Journal Correspondent
The large home improvement retailer, Lowe's Home Improvement, is planning to open a store in Arlington Hts.
The company's newest Northwest suburban area store will be located at the northwest corner of Algonquin and Golf roads in the Surrey Ridge shopping center. The vacated K-mart store and five other buildings housing smaller retailers in the shopping center will be demolished in order to make way for the 28,000 sq. ft. home improvement warehouse and garden center.
Lowe's representative Evan Vlaeminick said that the "concept will be similar to the one that's located in St. Charles." He also said that site plans are being revised to appease village concerns, and that he is still in discussion with Arlington Hts., Rolling Meadows, and Illinois Dept. of Transportation (IDOT) officials regarding traffic signals.
"There is a court order that prohibits a signal and full access at the Algonquin Rd. and Kennicott Ave. intersection. In addition IDOT has certain space standards between traffic signals. The proposed location for the traffic signals would be at the furthest point from the Algonquin and Golf Road intersection," said Vlaeminick.
The Lowe's store will be the first of its kind and a welcome addition to Arlington Hts., according to the village's Plan Commission who concurs that Lowe's would be "an ideal use for this location." Planning Commissioner Marty Cawley encouraged the Lowe's representatives to meet with residents in the surrounding neighborhood in order to make sure that their needs are addressed.

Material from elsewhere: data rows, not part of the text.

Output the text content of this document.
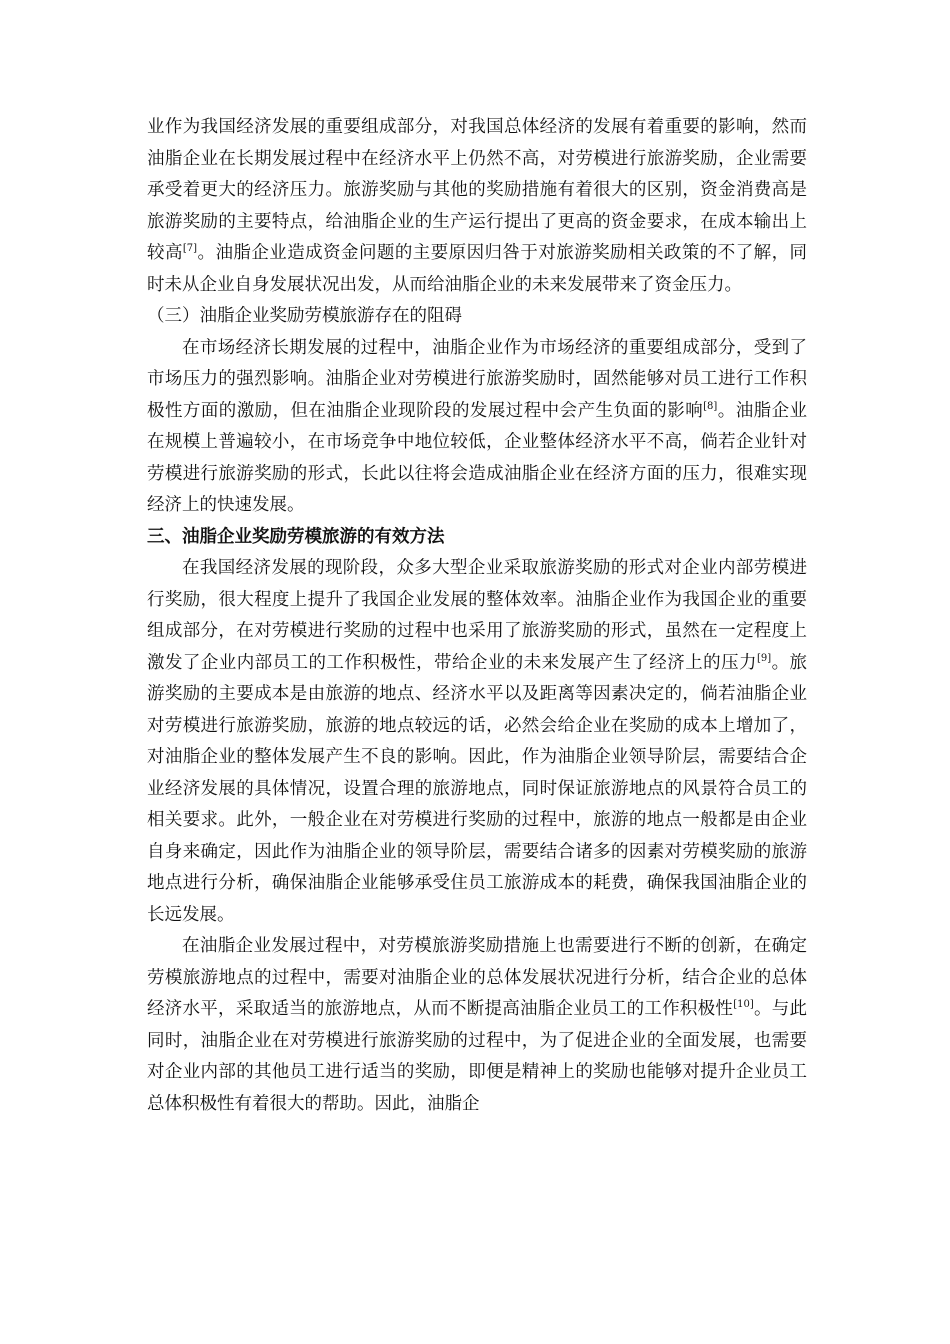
业作为我国经济发展的重要组成部分，对我国总体经济的发展有着重要的影响，然而油脂企业在长期发展过程中在经济水平上仍然不高，对劳模进行旅游奖励，企业需要承受着更大的经济压力。旅游奖励与其他的奖励措施有着很大的区别，资金消费高是旅游奖励的主要特点，给油脂企业的生产运行提出了更高的资金要求，在成本输出上较高[7]。油脂企业造成资金问题的主要原因归咎于对旅游奖励相关政策的不了解，同时未从企业自身发展状况出发，从而给油脂企业的未来发展带来了资金压力。

（三）油脂企业奖励劳模旅游存在的阻碍

在市场经济长期发展的过程中，油脂企业作为市场经济的重要组成部分，受到了市场压力的强烈影响。油脂企业对劳模进行旅游奖励时，固然能够对员工进行工作积极性方面的激励，但在油脂企业现阶段的发展过程中会产生负面的影响[8]。油脂企业在规模上普遍较小，在市场竞争中地位较低，企业整体经济水平不高，倘若企业针对劳模进行旅游奖励的形式，长此以往将会造成油脂企业在经济方面的压力，很难实现经济上的快速发展。

三、油脂企业奖励劳模旅游的有效方法

在我国经济发展的现阶段，众多大型企业采取旅游奖励的形式对企业内部劳模进行奖励，很大程度上提升了我国企业发展的整体效率。油脂企业作为我国企业的重要组成部分，在对劳模进行奖励的过程中也采用了旅游奖励的形式，虽然在一定程度上激发了企业内部员工的工作积极性，带给企业的未来发展产生了经济上的压力[9]。旅游奖励的主要成本是由旅游的地点、经济水平以及距离等因素决定的，倘若油脂企业对劳模进行旅游奖励，旅游的地点较远的话，必然会给企业在奖励的成本上增加了，对油脂企业的整体发展产生不良的影响。因此，作为油脂企业领导阶层，需要结合企业经济发展的具体情况，设置合理的旅游地点，同时保证旅游地点的风景符合员工的相关要求。此外，一般企业在对劳模进行奖励的过程中，旅游的地点一般都是由企业自身来确定，因此作为油脂企业的领导阶层，需要结合诸多的因素对劳模奖励的旅游地点进行分析，确保油脂企业能够承受住员工旅游成本的耗费，确保我国油脂企业的长远发展。

在油脂企业发展过程中，对劳模旅游奖励措施上也需要进行不断的创新，在确定劳模旅游地点的过程中，需要对油脂企业的总体发展状况进行分析，结合企业的总体经济水平，采取适当的旅游地点，从而不断提高油脂企业员工的工作积极性[10]。与此同时，油脂企业在对劳模进行旅游奖励的过程中，为了促进企业的全面发展，也需要对企业内部的其他员工进行适当的奖励，即便是精神上的奖励也能够对提升企业员工总体积极性有着很大的帮助。因此，油脂企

Cawley said that many of his neighbors have already sent letters to Lowe's Corporate Headquarters to encourage their development of the former K-mart site.
Currently the village does not have a warehouse home improvement store like Lowe's or Home Depot. When asked by Planning Commissioner Jack Groner how Lowe's differed from Home Depot, Vlaeminick claimed that "Lowe's is cleaner and better organized that Home Depot." He added, Home Depot is geared more toward the contractor, while Lowe's is geared more toward the homeowner.